Mis à jour : 26 janv. 2019

On se souvient de celui qui avait publié un recueil de nouvelles sur les Justes (Les fronts clandestins) en 2014 puis son premier roman en 2016 Les âmes rouges qui plongeait dans l’histoire soviétique des 50 dernières années à travers la vie d’un censeur passionné de littérature.

La censure m’avait alors beaucoup marqué. J’ai retenu que par exemple : Le meilleur des mondes d’Aldous Huxley qui faisait près de 300 pages en France n’en faisait que… 28 en URSS après passage par les fourches caudines de Madame Anastasie (ou plutôt ses ciseaux).

Il avait su montrer comment une utopie avait tourné au cauchemar.

Il recommence.

Cette fois il met en scène la Chine des années cinquante à travers la vie d’un peintre paysan au pied de l’Himalaya.
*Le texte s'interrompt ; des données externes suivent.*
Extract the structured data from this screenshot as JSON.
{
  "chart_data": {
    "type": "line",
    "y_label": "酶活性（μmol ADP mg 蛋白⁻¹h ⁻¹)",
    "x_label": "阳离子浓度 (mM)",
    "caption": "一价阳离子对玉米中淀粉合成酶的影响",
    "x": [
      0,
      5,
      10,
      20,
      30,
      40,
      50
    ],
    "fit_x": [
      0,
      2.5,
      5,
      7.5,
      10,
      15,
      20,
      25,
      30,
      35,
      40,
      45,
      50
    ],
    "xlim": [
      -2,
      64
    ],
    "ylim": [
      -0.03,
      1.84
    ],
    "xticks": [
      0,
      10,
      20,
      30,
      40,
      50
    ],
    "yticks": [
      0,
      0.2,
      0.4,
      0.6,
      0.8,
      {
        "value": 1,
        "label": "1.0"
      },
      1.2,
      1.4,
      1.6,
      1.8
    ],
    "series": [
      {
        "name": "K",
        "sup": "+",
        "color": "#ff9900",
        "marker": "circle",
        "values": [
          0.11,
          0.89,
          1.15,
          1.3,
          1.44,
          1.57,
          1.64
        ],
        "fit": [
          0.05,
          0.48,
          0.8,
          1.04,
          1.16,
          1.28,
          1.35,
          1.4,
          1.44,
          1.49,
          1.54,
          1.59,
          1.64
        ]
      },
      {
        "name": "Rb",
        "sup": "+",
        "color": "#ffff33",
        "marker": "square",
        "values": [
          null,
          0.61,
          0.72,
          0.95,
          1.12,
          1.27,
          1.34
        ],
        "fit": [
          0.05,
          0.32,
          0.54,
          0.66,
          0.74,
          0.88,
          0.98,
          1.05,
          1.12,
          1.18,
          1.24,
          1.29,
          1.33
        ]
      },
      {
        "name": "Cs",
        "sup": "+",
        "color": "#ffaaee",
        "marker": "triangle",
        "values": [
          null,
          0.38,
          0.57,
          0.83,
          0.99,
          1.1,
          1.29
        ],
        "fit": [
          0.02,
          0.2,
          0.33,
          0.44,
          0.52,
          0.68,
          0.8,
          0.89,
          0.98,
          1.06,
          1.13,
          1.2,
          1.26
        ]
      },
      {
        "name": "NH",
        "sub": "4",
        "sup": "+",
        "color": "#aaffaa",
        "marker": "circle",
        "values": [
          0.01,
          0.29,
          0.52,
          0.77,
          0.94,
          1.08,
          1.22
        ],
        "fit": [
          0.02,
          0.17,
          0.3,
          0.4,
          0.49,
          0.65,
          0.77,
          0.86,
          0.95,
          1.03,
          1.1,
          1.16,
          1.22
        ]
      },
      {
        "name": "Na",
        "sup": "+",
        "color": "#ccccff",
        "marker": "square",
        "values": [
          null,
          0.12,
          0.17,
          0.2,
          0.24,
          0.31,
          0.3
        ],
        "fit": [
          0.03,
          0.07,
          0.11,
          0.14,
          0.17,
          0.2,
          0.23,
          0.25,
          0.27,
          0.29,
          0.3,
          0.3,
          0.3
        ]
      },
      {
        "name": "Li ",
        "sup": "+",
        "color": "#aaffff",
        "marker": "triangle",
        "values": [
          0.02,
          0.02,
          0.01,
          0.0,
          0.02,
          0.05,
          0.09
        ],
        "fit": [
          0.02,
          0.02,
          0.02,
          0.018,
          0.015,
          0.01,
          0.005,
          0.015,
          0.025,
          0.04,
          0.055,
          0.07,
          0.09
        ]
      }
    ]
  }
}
On voit passer les 50 millions de morts du Grand Bond en avant… suivi de la Révolution culturelle et sa terreur, sa barbarie, sa guerre civile avec les dénonciations et exécutions sommaires.

L’histoire du paysan peintre qui, parce que l’une de ses toiles a été repérée par la femme de Mao se hissera jusqu’aux plus hautes sphères du pouvoir, est un modèle du genre, tant il a épousé toute l’histoire de la mentalité chinoise pour écrire ce roman.

C’est une sorte de fable sur la manière de devenir maître ou esclave en fonction des lubies et des caprices des puissants, sur la vie de ces intouchables qui sont passés du rôle d’exécutant à celui de mandataire, sans pour autant faire de compromissions, comme souvent.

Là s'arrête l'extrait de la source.